Inspired By Her Game Dev Dad, 7-Year-Old Releases Her First Steam Game

Inspired By Her Game Dev Dad, 7-Year-Old Releases Her First Steam Game

Penny McDonald’s debut game, Answer The Question, released on Steam this week to unanimously positive reviews. Also, Penny is seven years old.

Penny’s illustrious game development career began last week, though she’s been playing games since she was a toddler. She was intrigued by the progress of an ongoing project by independent game developer Lance McDonald, who is her dad. “Can I make a game too one day?” she asked him.

“One day” quickly turned into “today”. A nearby desk had a Windows 98 PC with Quick Beginner’s All Purpose Symbolic Instruction Code (QBASIC) on it, and Lance gave Penny a book to help her make sense of it all. Before long, she was working on her first game as a means of trying out some of the lessons she learned from the book.

Her game, Answer The Question, supplies players with an infinite cascade of maths questions, which they receive points for answering correctly.

“I tried to make an action game, but I wasn’t ready, so I made a different game,” Penny told Kotaku (as relayed by her father in an email).

After a few days of work, Penny completed the game and asked Lance if he could help her publish her game on Steam. “I thought that, if my family can have this game, why not other people?” said Penny.

A few years ago, Steam’s submission process might not have allowed for this sort of thing, but these days, Steam is stocked wall-to-digital-wall with far more slapdash stuff than a starry-eyed kid’s first game.

Lance explained that he has a toolchain in place for porting Windows 98 QBASIC games to more modern systems and adding modern features such as Steam achievements, so prepping the game for its time in the spotlight was easy. “She also uses that computer to play The Sims a lot, so she’s comfortable with it,” Lance said.

The father-daughter team briefly hit a stumbling block, however.
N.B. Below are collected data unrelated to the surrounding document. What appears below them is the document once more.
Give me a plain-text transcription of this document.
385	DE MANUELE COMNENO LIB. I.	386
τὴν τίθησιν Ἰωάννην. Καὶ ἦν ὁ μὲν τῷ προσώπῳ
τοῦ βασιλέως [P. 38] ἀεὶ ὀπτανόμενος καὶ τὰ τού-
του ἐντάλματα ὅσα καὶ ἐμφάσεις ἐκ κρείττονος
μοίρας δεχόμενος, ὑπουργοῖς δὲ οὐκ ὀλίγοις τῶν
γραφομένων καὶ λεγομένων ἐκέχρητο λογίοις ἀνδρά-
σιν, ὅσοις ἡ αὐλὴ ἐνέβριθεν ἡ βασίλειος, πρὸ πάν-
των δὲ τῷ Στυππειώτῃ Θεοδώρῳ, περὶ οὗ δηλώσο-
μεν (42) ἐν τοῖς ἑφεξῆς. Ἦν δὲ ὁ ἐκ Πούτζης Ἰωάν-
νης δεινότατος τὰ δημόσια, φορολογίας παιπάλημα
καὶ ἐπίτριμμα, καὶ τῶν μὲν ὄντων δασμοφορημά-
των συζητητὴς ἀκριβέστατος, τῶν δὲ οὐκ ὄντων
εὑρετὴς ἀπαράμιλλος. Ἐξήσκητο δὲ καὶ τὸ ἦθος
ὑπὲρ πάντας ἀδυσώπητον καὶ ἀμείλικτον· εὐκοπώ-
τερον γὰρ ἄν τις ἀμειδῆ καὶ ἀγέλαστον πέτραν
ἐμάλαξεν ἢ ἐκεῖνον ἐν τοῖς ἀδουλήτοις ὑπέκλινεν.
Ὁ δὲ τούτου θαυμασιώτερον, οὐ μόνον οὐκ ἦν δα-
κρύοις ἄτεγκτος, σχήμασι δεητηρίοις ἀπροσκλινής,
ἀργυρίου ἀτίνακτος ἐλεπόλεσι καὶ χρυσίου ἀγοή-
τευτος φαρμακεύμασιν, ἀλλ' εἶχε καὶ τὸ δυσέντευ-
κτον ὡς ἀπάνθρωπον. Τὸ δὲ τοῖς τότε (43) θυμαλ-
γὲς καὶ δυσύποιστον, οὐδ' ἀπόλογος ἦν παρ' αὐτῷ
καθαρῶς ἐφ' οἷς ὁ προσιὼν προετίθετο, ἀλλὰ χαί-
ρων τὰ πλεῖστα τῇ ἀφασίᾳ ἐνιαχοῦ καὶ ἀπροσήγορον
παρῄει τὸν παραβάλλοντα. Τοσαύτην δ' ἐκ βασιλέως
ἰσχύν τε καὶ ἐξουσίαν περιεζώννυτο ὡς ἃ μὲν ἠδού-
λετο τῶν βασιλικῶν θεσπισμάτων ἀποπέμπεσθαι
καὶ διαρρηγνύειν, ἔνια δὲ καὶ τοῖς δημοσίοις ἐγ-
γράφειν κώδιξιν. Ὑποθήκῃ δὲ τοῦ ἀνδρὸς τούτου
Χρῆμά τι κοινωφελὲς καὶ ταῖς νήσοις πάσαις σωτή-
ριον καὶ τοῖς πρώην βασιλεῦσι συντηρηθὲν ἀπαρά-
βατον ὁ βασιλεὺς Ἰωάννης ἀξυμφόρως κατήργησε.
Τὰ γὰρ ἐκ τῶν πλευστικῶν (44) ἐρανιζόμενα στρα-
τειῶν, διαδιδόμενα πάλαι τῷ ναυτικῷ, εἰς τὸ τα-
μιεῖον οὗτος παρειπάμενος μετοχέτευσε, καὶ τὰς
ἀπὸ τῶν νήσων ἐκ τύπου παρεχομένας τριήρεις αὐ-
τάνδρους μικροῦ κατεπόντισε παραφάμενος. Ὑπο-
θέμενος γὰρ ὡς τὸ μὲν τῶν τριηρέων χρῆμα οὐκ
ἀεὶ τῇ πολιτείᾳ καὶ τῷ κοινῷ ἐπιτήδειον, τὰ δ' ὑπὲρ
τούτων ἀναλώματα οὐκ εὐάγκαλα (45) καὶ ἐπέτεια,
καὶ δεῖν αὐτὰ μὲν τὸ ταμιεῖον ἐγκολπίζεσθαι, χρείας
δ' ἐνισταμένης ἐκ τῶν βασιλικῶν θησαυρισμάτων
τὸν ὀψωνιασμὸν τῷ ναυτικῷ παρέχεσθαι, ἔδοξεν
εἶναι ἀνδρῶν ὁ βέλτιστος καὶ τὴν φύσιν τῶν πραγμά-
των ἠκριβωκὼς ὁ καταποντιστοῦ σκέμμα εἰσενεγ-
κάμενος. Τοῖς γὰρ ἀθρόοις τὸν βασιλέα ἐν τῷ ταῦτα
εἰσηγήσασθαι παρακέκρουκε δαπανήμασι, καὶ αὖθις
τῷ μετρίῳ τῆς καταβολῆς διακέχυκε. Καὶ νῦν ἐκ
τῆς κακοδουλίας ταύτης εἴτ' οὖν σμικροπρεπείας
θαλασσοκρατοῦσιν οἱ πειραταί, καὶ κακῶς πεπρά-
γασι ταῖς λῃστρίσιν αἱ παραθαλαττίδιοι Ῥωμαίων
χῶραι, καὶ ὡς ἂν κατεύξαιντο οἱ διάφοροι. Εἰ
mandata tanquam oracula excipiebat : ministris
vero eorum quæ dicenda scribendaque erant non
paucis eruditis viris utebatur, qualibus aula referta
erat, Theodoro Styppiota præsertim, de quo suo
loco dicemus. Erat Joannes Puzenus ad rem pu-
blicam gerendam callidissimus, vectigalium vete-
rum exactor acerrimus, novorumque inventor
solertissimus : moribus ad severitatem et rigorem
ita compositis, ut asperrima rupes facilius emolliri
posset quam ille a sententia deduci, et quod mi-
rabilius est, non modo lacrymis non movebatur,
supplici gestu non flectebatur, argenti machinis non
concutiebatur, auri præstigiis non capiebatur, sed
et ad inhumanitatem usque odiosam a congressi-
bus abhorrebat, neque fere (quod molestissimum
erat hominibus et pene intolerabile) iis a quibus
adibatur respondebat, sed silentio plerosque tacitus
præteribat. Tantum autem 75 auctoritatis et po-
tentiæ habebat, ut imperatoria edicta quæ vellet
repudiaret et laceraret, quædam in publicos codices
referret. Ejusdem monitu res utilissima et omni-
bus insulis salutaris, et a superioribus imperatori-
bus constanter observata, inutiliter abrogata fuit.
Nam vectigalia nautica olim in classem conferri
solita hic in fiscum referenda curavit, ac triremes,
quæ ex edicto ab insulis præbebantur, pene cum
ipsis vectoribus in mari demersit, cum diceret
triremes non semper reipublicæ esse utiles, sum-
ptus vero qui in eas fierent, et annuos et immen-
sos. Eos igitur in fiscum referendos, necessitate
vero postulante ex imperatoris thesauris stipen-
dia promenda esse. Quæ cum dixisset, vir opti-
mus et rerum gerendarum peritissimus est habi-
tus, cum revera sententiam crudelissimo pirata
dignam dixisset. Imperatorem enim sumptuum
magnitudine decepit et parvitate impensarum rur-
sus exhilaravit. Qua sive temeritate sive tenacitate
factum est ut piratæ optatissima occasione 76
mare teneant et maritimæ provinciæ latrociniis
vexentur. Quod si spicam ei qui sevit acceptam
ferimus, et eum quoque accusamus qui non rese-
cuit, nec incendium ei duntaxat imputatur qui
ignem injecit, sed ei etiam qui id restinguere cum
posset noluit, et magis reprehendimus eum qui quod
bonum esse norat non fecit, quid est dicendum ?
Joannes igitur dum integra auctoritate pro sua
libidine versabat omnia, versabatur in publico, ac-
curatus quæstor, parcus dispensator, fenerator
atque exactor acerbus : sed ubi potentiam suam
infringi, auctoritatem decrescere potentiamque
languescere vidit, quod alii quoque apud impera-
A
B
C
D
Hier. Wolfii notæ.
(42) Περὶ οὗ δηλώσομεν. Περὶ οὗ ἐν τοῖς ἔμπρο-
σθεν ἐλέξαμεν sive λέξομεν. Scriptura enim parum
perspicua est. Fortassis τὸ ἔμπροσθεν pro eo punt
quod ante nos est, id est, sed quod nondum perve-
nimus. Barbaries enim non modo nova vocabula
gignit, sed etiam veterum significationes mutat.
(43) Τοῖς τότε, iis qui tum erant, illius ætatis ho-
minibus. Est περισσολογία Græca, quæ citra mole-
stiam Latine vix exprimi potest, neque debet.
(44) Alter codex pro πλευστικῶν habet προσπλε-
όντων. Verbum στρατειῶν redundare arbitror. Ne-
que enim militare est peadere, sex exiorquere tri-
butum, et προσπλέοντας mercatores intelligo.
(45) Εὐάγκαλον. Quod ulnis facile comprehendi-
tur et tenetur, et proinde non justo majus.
After an initial submission, Steam rejected Answer The Question. This was not an indictment of the game’s quality or lack of open-world survival mechanics that require players to hoard freshly-slain addition problems, but rather the game’s Steam page, which needed a better logo.

“Valve asked if we redesign the logo to please say ‘Answer The Question’ in full, for cases where the logo is present without context,” said Lance. “Penny came home from school the next day and drew a new logo, which they approved within 24 hours.”

As of now, Answer The Question is up on Steam and has 14 positive reviews. Most of the reviewers do seem to be aware that the game was made by a seven-year-old, but hopefully, that positive encouragement will continue.

“It’s fun to laugh at the reasons we do or don’t like games, and the arbitrary things we use to decide that one game is more valid than another,” said Lance.

“Penny’s game is a fun paradox in that it’s the complete opposite of an asset flip, being wholly hard-coded and running entirely on the CPU, but people will still probably find a way to dismiss it as ‘not a real game’ based on some silly technical reason.”

Penny plans to make more games, with the eventual goal to climb her personal Everest: Developing an action game.

“Yes, I do want to make games, and until I learn how to make an action game, I am going to make a game where you can think about the game in your head while you type what you want to do,” she said.

Lance, ever the dutiful dad, translated: “Penny means to say here that she wants to make a text-based adventure where the player needs to use their imagination in lieu of graphics.”